On 2026-07-04 14:29, Tom Lane wrote:
Fundamentally, what this statement wants to do is arithmetic on these constants, so how is it not treating them as integers at bottom?
Yes, the cast treats the enum (which is an integer) as an int (which is also an integer, though of a different integer type). And if the cast did only that it would be fine. But in C, casts can do more than change the type of a value: they can also change the the value itself (e.g., by yielding the low order bits of a pointer), which is definitely not wanted here. I'd rather not impose an extra burden on readers to verify that the cast is OK because the identifier is not a pointer and is not floating point and has a value in int range. Of course sometimes a cast is needed for other reasons, and then C code should use a cast despite casts' hazards and hassles; but here a cast is not needed.

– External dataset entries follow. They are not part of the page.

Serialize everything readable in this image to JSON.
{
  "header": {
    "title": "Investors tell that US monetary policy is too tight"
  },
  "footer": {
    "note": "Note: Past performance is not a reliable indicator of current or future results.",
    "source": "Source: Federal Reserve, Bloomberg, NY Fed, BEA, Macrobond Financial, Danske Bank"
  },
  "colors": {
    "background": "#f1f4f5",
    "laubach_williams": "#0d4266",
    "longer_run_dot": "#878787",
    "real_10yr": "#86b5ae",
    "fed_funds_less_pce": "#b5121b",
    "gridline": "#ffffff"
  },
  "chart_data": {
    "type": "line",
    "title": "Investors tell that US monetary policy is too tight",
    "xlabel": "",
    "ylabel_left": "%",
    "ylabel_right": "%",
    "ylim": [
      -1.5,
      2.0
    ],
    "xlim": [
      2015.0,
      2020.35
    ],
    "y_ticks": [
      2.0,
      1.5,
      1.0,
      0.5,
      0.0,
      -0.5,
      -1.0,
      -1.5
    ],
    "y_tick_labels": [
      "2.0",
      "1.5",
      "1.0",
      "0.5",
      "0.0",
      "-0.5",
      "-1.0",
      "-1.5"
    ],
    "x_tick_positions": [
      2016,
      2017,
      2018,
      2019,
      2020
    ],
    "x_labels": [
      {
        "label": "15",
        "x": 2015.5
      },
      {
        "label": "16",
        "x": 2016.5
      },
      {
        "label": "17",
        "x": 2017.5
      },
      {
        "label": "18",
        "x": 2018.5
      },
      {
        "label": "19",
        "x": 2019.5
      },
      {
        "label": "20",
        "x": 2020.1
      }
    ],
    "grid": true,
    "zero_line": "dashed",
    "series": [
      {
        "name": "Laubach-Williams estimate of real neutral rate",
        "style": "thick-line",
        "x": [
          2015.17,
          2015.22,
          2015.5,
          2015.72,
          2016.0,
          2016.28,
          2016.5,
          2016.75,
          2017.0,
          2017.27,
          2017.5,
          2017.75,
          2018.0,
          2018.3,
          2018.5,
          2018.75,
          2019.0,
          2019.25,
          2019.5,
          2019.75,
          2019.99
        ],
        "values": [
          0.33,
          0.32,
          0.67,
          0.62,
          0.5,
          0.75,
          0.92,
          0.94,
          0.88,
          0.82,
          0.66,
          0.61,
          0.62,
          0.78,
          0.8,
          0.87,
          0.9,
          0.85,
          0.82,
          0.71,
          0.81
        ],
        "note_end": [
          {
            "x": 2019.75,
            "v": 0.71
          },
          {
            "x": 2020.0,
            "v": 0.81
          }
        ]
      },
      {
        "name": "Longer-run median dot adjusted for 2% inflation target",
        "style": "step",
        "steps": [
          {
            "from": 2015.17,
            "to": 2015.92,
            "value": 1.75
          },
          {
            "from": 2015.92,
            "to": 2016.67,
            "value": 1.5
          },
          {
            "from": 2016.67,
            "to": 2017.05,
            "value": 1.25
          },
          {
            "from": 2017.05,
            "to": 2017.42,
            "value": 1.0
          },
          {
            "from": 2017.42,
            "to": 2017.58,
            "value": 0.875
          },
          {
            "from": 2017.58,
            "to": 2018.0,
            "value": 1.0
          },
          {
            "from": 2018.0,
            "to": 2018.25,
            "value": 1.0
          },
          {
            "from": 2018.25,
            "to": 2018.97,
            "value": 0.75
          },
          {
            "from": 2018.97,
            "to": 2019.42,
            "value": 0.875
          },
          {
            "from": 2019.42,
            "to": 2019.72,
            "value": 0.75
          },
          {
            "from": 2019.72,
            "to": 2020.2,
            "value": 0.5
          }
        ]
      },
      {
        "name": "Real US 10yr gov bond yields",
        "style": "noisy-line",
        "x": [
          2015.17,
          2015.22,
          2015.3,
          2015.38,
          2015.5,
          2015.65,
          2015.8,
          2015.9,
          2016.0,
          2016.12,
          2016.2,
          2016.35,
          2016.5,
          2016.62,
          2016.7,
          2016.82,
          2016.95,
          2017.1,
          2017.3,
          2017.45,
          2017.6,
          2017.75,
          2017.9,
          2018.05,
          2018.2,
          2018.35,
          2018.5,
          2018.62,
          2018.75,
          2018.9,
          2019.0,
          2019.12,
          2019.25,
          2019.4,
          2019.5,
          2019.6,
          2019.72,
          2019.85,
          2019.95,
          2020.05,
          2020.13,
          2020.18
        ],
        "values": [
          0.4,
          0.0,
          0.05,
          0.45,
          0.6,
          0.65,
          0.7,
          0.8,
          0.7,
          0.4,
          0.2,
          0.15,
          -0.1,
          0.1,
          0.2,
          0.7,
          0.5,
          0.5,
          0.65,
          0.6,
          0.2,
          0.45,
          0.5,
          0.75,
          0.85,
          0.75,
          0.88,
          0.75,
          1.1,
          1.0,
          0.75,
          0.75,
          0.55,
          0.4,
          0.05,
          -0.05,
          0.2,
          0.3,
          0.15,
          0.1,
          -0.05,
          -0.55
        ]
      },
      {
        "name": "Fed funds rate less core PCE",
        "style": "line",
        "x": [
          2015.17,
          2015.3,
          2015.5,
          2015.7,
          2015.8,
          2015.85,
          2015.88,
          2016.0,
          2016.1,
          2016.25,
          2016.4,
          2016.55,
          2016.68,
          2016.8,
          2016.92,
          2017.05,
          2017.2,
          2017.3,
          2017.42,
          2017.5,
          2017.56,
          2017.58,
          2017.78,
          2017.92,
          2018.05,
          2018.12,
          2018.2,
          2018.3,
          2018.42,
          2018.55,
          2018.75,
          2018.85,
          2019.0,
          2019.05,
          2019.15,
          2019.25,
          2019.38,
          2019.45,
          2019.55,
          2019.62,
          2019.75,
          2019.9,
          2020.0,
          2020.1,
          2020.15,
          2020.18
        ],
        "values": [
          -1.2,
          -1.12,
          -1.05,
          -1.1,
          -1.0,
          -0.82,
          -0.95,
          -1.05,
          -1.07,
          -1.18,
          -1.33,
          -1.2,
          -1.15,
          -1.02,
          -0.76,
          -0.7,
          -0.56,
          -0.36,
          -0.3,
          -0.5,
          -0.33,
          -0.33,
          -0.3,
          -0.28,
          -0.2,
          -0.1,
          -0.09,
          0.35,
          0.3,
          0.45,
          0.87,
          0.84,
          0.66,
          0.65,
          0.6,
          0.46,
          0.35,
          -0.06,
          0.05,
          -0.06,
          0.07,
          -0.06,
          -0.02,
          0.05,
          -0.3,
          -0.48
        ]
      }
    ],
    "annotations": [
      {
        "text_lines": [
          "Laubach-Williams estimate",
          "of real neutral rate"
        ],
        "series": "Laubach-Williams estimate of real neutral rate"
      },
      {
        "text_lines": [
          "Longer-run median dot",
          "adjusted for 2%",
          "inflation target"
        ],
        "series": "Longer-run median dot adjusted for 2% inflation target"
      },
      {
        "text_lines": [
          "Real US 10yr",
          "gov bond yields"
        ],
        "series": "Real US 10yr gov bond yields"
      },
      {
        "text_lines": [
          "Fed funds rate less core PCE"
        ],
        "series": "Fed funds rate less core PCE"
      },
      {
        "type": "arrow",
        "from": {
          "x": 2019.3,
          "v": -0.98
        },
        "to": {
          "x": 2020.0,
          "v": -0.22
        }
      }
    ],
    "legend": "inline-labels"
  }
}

I'm not really in a position to test whether MSVC would be happy with this.
Perhaps someone else can try the two patches I mentioned earlier. Another possibility is that builders using MSVC could add /wd4146 and /wd5287 to the compiler flags. That should pacify MSVC without needing to change tzcode. In the meantime there's no rush to apply those two patches, as zic's behavior is fine; this is merely about having compilers generate fewer bogus warnings. I do take the point, though, that the motivation for using unary "+" instead of a cast is not immediately obvious to all, so I installed the attached patch which I hope helps make this clearer.